Baca Juga: Kecelakaan Terus Berulang, KNKT Audit Semua Bus TransJakarta
"Jika Transjakarta sendiri ikut jadi pemain, bukan tidak mungkin pengawasan dan aturan main jadi memiliki standar ganda yang bisa menjadi tidak adil dalam melaksanakan tugasnya, karena menjadi ambiguity," tutur Djoko lagi.
Lanjut menurut Djoko, saat ini Transjakarta menjadi pengawas sekaligus sebagai operator yang harus mencari keuntungan.
Aturan yang berlaku seringkali melunak karena standar ganda tersebut, hingga menganakemaskan Transjakarta sebagai operator dengan memberikan prioritas lebih.
"Misalnya dengan menempatkan armadanya pada rute yang panjang dan lebih toleran (lebih kendor) terhadap aturan yang ada," papar Joko.
Sementara berlaku sebaliknya, operator lain justru lebih ditekan pada disiplin sampai sekecil-kecilnya.

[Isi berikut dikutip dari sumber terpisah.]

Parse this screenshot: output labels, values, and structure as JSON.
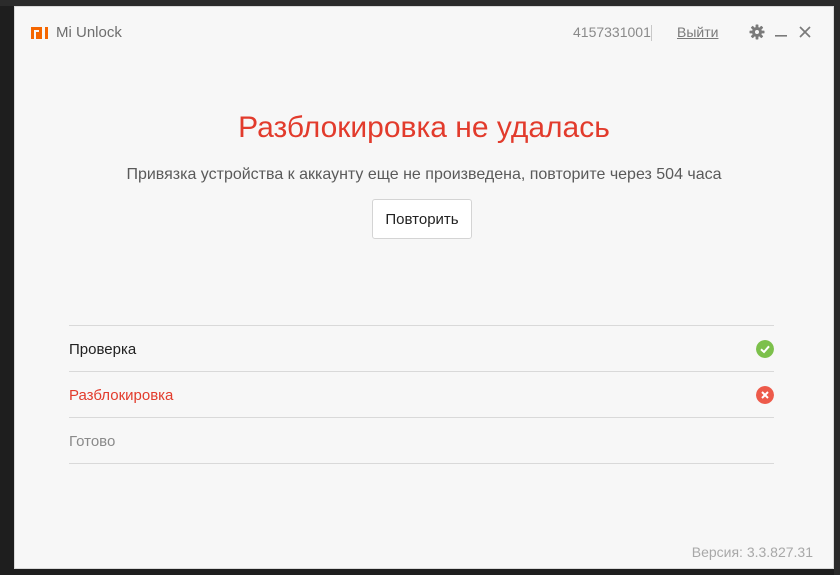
{
  "app": {
    "title": "Mi Unlock"
  },
  "header": {
    "account_id": "4157331001",
    "logout_label": "Выйти",
    "icons": [
      "gear-icon",
      "minimize-icon",
      "close-icon"
    ]
  },
  "status": {
    "title": "Разблокировка не удалась",
    "message": "Привязка устройства к аккаунту еще не произведена, повторите через 504 часа",
    "retry_label": "Повторить"
  },
  "steps": [
    {
      "label": "Проверка",
      "state": "success",
      "color": "#222222"
    },
    {
      "label": "Разблокировка",
      "state": "failed",
      "color": "#e23b2c"
    },
    {
      "label": "Готово",
      "state": "pending",
      "color": "#8a8a8a"
    }
  ],
  "footer": {
    "version": "Версия: 3.3.827.31"
  },
  "colors": {
    "accent_red": "#e23b2c",
    "success_green": "#7cc04b",
    "error_red": "#ed5a4a",
    "logo_orange": "#f56600"
  }
}
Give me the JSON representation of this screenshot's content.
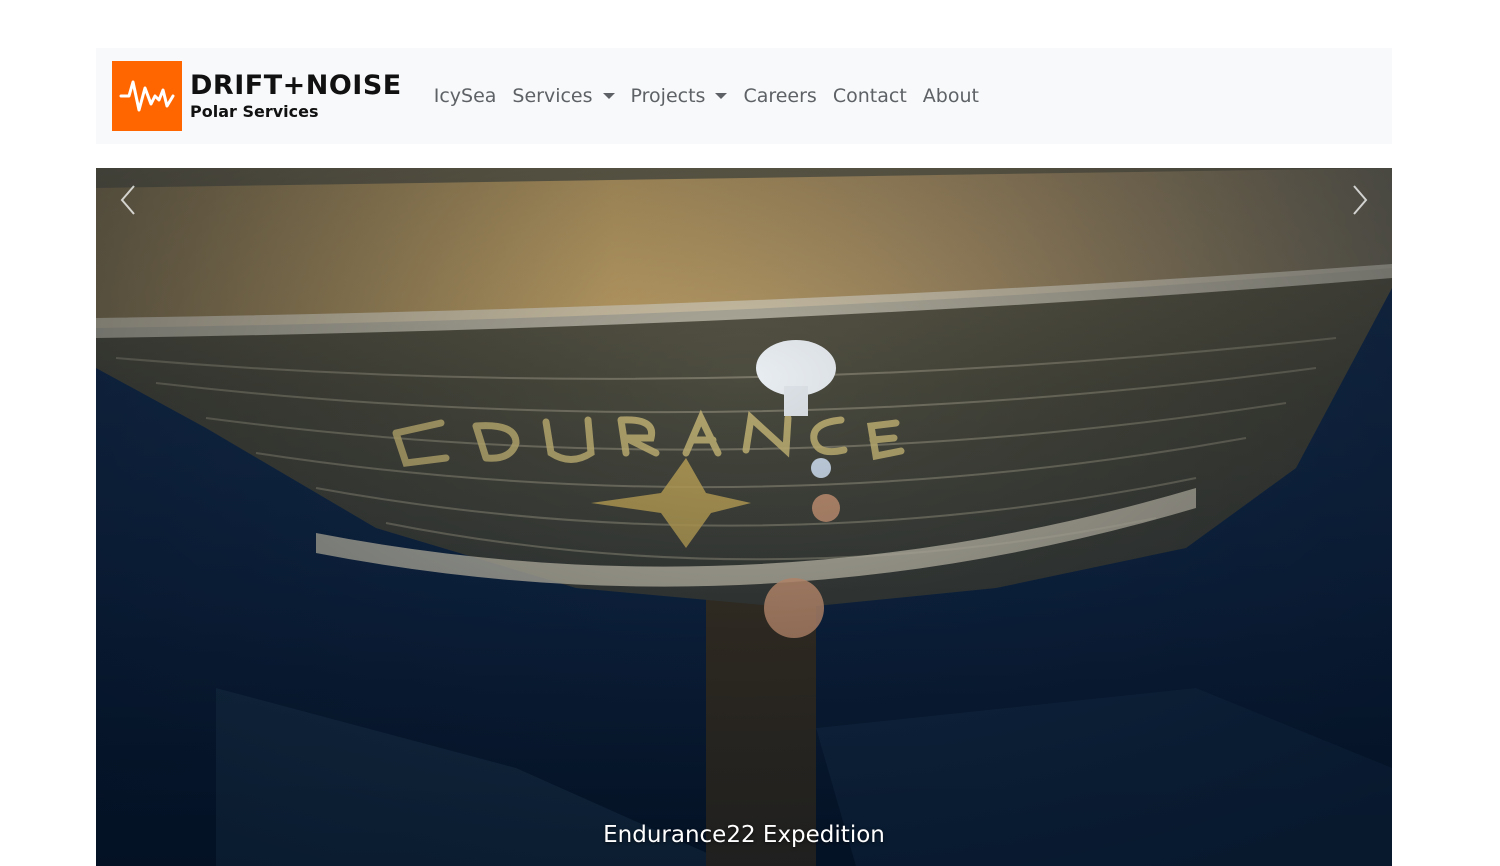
{
  "brand": {
    "name": "DRIFT+NOISE",
    "subtitle": "Polar Services",
    "logo_color": "#ff6600",
    "logo_icon": "waveform-icon"
  },
  "nav": {
    "items": [
      {
        "label": "IcySea",
        "dropdown": false
      },
      {
        "label": "Services",
        "dropdown": true
      },
      {
        "label": "Projects",
        "dropdown": true
      },
      {
        "label": "Careers",
        "dropdown": false
      },
      {
        "label": "Contact",
        "dropdown": false
      },
      {
        "label": "About",
        "dropdown": false
      }
    ],
    "text_color": "#5e6266",
    "background": "#f8f9fa"
  },
  "carousel": {
    "slide_image": "shipwreck-stern-photo",
    "caption": "Endurance22 Expedition",
    "prev_icon": "chevron-left-icon",
    "next_icon": "chevron-right-icon"
  }
}
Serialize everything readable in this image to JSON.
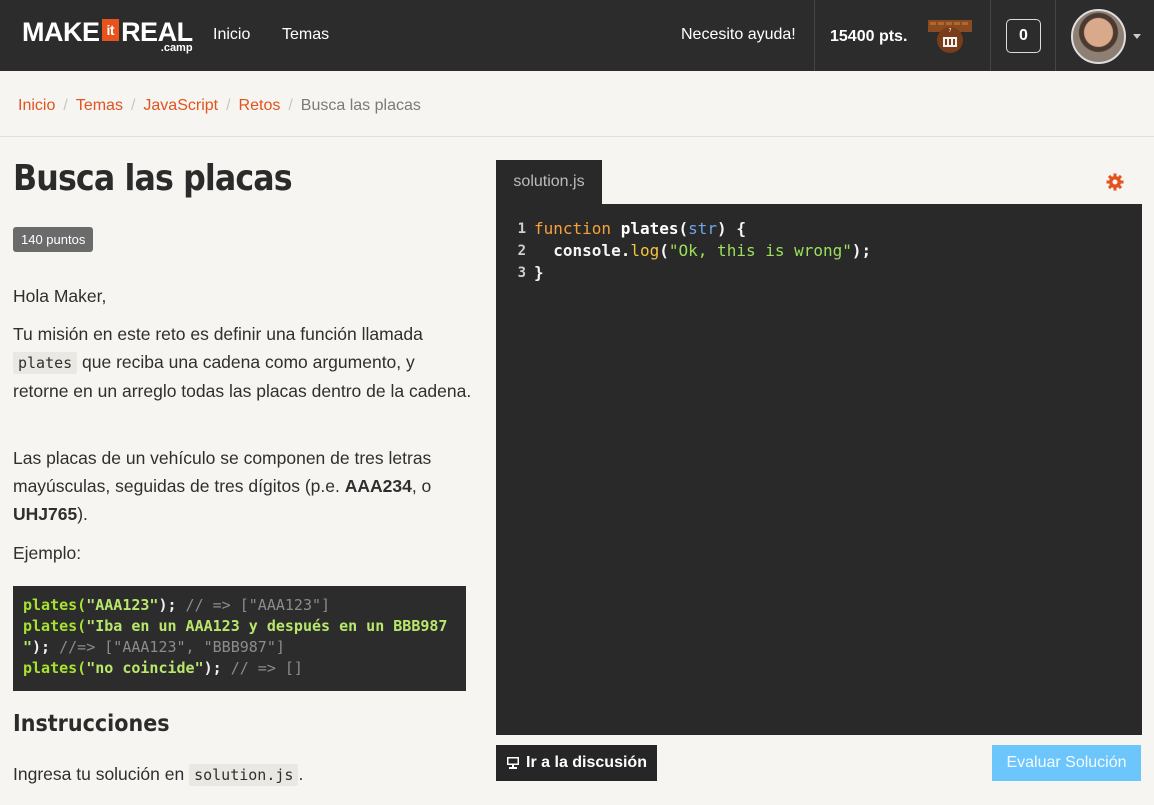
{
  "header": {
    "logo_make": "MAKE",
    "logo_it": "it",
    "logo_real": "REAL",
    "logo_camp": ".camp",
    "nav": [
      "Inicio",
      "Temas"
    ],
    "help_label": "Necesito ayuda!",
    "points_label": "15400 pts.",
    "notifications_count": "0",
    "icons": [
      "level-badge-icon",
      "avatar",
      "caret-down-icon"
    ]
  },
  "breadcrumb": {
    "items": [
      "Inicio",
      "Temas",
      "JavaScript",
      "Retos"
    ],
    "separator": "/",
    "current": "Busca las placas"
  },
  "challenge": {
    "title": "Busca las placas",
    "points_badge": "140 puntos",
    "greeting": "Hola Maker,",
    "p1_before": "Tu misión en este reto es definir una función llamada ",
    "p1_code": "plates",
    "p1_after": " que reciba una cadena como argumento, y retorne en un arreglo todas las placas dentro de la cadena.",
    "p2_before": "Las placas de un vehículo se componen de tres letras mayúsculas, seguidas de tres dígitos (p.e. ",
    "p2_bold1": "AAA234",
    "p2_mid": ", o ",
    "p2_bold2": "UHJ765",
    "p2_after": ").",
    "example_label": "Ejemplo:",
    "example": {
      "l1_fn": "plates(",
      "l1_str": "\"AAA123\"",
      "l1_end": ");",
      "l1_com": " // => [\"AAA123\"]",
      "l2_fn": "plates(",
      "l2_str": "\"Iba en un AAA123 y después en un BBB987",
      "l3_str": "\"",
      "l3_end": ");",
      "l3_com": " //=> [\"AAA123\", \"BBB987\"]",
      "l4_fn": "plates(",
      "l4_str": "\"no coincide\"",
      "l4_end": ");",
      "l4_com": " // => []"
    },
    "instructions_title": "Instrucciones",
    "instructions_before": "Ingresa tu solución en ",
    "instructions_code": "solution.js",
    "instructions_after": "."
  },
  "editor": {
    "tab": "solution.js",
    "settings_icon": "gear-icon",
    "lines": [
      {
        "n": "1",
        "kw": "function",
        "fn": " plates",
        "p1": "(",
        "param": "str",
        "p2": ") {"
      },
      {
        "n": "2",
        "obj": "  console",
        "dot": ".",
        "meth": "log",
        "open": "(",
        "str": "\"Ok, this is wrong\"",
        "close": ");"
      },
      {
        "n": "3",
        "pl": "}"
      }
    ]
  },
  "actions": {
    "discuss_label": "Ir a la discusión",
    "discuss_icon": "presentation-icon",
    "evaluate_label": "Evaluar Solución"
  },
  "colors": {
    "accent": "#e2531e",
    "header_bg": "#2c2c2c",
    "editor_bg": "#292929",
    "evaluate_btn": "#6cc6fb"
  }
}
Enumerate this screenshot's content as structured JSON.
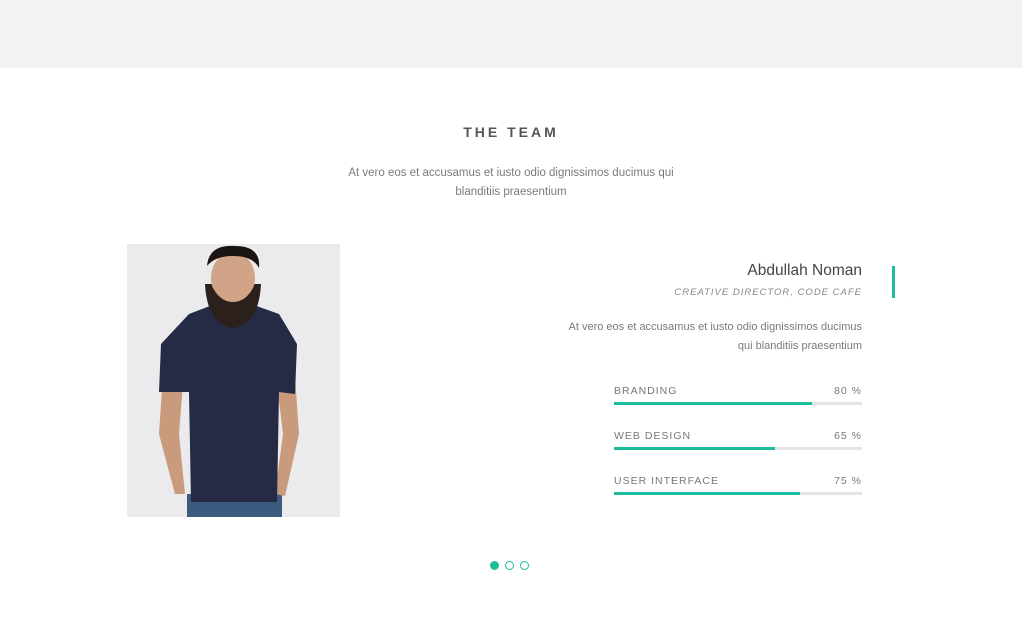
{
  "section": {
    "title": "THE TEAM",
    "subtitle": "At vero eos et accusamus et iusto odio dignissimos ducimus qui blanditiis praesentium"
  },
  "member": {
    "name": "Abdullah Noman",
    "role": "CREATIVE DIRECTOR, CODE CAFE",
    "bio": "At vero eos et accusamus et iusto odio dignissimos ducimus qui blanditiis praesentium",
    "skills": [
      {
        "name": "BRANDING",
        "value_label": "80 %",
        "percent": 80
      },
      {
        "name": "WEB DESIGN",
        "value_label": "65 %",
        "percent": 65
      },
      {
        "name": "USER INTERFACE",
        "value_label": "75 %",
        "percent": 75
      }
    ]
  },
  "carousel": {
    "page_count": 3,
    "active_index": 0
  },
  "colors": {
    "accent": "#1abc9c",
    "top_band": "#f2f2f2"
  }
}
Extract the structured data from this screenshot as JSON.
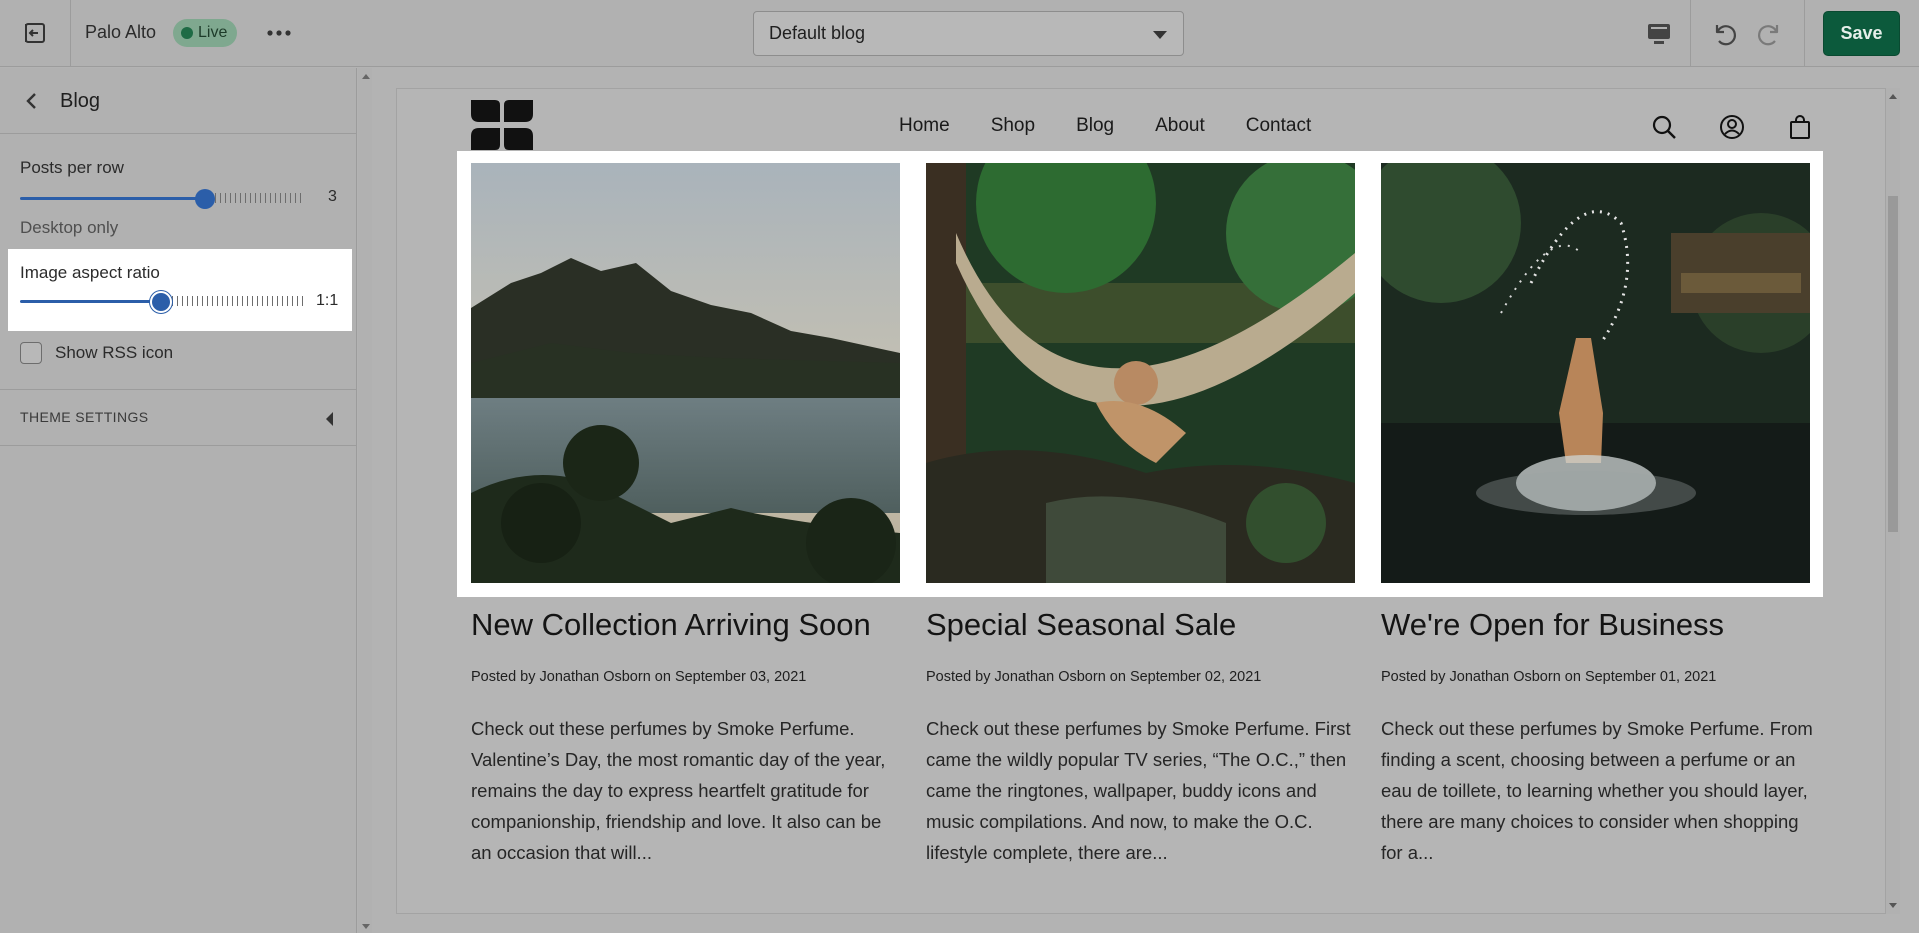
{
  "topbar": {
    "theme_name": "Palo Alto",
    "live_label": "Live",
    "template_select": "Default blog",
    "save_label": "Save"
  },
  "sidebar": {
    "title": "Blog",
    "posts_per_row": {
      "label": "Posts per row",
      "value": "3",
      "fraction": 0.66
    },
    "hint": "Desktop only",
    "image_aspect_ratio": {
      "label": "Image aspect ratio",
      "value": "1:1",
      "fraction": 0.51
    },
    "show_rss": {
      "label": "Show RSS icon",
      "checked": false
    },
    "theme_settings": "THEME SETTINGS"
  },
  "store": {
    "nav": [
      "Home",
      "Shop",
      "Blog",
      "About",
      "Contact"
    ],
    "posts": [
      {
        "title": "New Collection Arriving Soon",
        "meta": "Posted by Jonathan Osborn on September 03, 2021",
        "excerpt": "Check out these perfumes by Smoke Perfume. Valentine’s Day, the most romantic day of the year, remains the day to express heartfelt gratitude for companionship, friendship and love. It also can be an occasion that will..."
      },
      {
        "title": "Special Seasonal Sale",
        "meta": "Posted by Jonathan Osborn on September 02, 2021",
        "excerpt": "Check out these perfumes by Smoke Perfume. First came the wildly popular TV series, “The O.C.,” then came the ringtones, wallpaper, buddy icons and music compilations.  And now, to make the O.C. lifestyle complete, there are..."
      },
      {
        "title": "We're Open for Business",
        "meta": "Posted by Jonathan Osborn on September 01, 2021",
        "excerpt": "Check out these perfumes by Smoke Perfume. From finding a scent, choosing between a perfume or an eau de toillete, to learning whether you should layer, there are many choices to consider when shopping for a..."
      }
    ]
  },
  "colors": {
    "accent": "#2b5ea9",
    "save": "#0c5a3c",
    "live_badge": "#7fa88f"
  }
}
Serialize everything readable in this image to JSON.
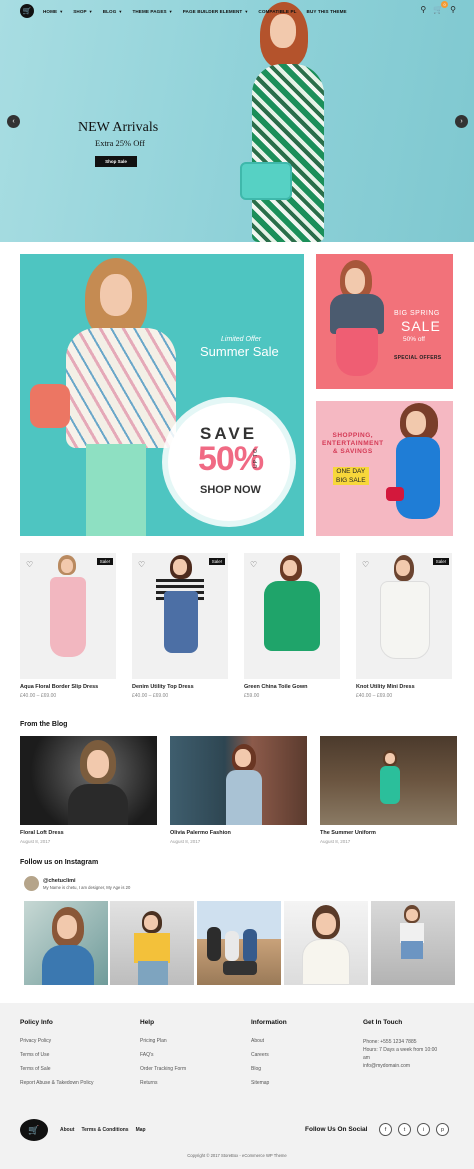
{
  "nav": {
    "items": [
      {
        "label": "HOME",
        "dropdown": true
      },
      {
        "label": "SHOP",
        "dropdown": true
      },
      {
        "label": "BLOG",
        "dropdown": true
      },
      {
        "label": "THEME PAGES",
        "dropdown": true
      },
      {
        "label": "PAGE BUILDER ELEMENT",
        "dropdown": true
      },
      {
        "label": "COMPATIBLE PL",
        "dropdown": false
      },
      {
        "label": "BUY THIS THEME",
        "dropdown": false
      }
    ],
    "cart_count": "0",
    "icons": [
      "user-icon",
      "cart-icon",
      "search-icon"
    ]
  },
  "hero": {
    "title": "NEW Arrivals",
    "subtitle": "Extra 25% Off",
    "button": "Shop Sale",
    "prev": "‹",
    "next": "›"
  },
  "promo": {
    "main": {
      "limited": "Limited Offer",
      "title": "Summer Sale",
      "save": "SAVE",
      "percent": "50%",
      "upto": "UP TO",
      "shop_now": "SHOP NOW"
    },
    "spring": {
      "line1": "BIG SPRING",
      "line2": "SALE",
      "line3": "50% off",
      "line4": "SPECIAL OFFERS"
    },
    "shopping": {
      "line1": "SHOPPING,",
      "line2": "ENTERTAINMENT",
      "line3": "& SAVINGS",
      "line4": "ONE DAY",
      "line5": "BIG SALE"
    }
  },
  "products": [
    {
      "name": "Aqua Floral Border Slip Dress",
      "price": "£40.00 – £69.00",
      "badge": "Sale!",
      "dress_color": "#f2b7c0"
    },
    {
      "name": "Denim Utility Top Dress",
      "price": "£40.00 – £69.00",
      "badge": "Sale!",
      "dress_color": "#4c6fa5"
    },
    {
      "name": "Green China Toile Gown",
      "price": "£59.00",
      "badge": "",
      "dress_color": "#1fa46a"
    },
    {
      "name": "Knot Utility Mini Dress",
      "price": "£40.00 – £69.00",
      "badge": "Sale!",
      "dress_color": "#f5f5f2"
    }
  ],
  "blog": {
    "heading": "From the Blog",
    "posts": [
      {
        "title": "Floral Loft Dress",
        "date": "August 8, 2017"
      },
      {
        "title": "Olivia Palermo Fashion",
        "date": "August 8, 2017"
      },
      {
        "title": "The Summer Uniform",
        "date": "August 8, 2017"
      }
    ]
  },
  "instagram": {
    "heading": "Follow us on Instagram",
    "username": "@chetuclimi",
    "bio": "My Name is chetu, I am designer, My Age is 20"
  },
  "footer": {
    "policy": {
      "heading": "Policy Info",
      "links": [
        "Privacy Policy",
        "Terms of Use",
        "Terms of Sale",
        "Report Abuse & Takedown Policy"
      ]
    },
    "help": {
      "heading": "Help",
      "links": [
        "Pricing Plan",
        "FAQ's",
        "Order Tracking Form",
        "Returns"
      ]
    },
    "information": {
      "heading": "Information",
      "links": [
        "About",
        "Careers",
        "Blog",
        "Sitemap"
      ]
    },
    "contact": {
      "heading": "Get In Touch",
      "phone": "Phone: +555 1234 7885",
      "hours1": "Hours: 7 Days a week from 10:00",
      "hours2": "am",
      "email": "info@mydomain.com"
    },
    "bottom_links": [
      "About",
      "Terms & Conditions",
      "Map"
    ],
    "follow": "Follow Us On Social",
    "socials": [
      "f",
      "t",
      "i",
      "p"
    ],
    "copyright": "Copyright © 2017 StoreBox - eCommerce WP Theme"
  }
}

"Bila terjadi pelanggaran langsung diberi penalti," kata Djoko.
Djoko menambahkan, Transjakarta sebaiknya memahami kapasitas serta tugasnya yang saat ini semakin besar dan majemuk.
Apabila fokus terhadap peran serta fungsi yang sesuai kapasitas, bukan tidak mungkin ke depannya dapat mencegah terjadinya hal-hal buruk.
"Kerja Transjakarta sebagai wasit pelayanan menjadikan konsentrasinya buyar, karena harus terbagi dengan tugas sebagai operator," ungkap Djoko.
"Organisasi TJ menjadi besar, SDM juga tambah banyak dan anggaran semakin besar. Urusan juga semakin majemuk (urus bus, urus tenaga kerja, urus bengkel, urus pool bus, urus diklat, dll)," pungkasnya.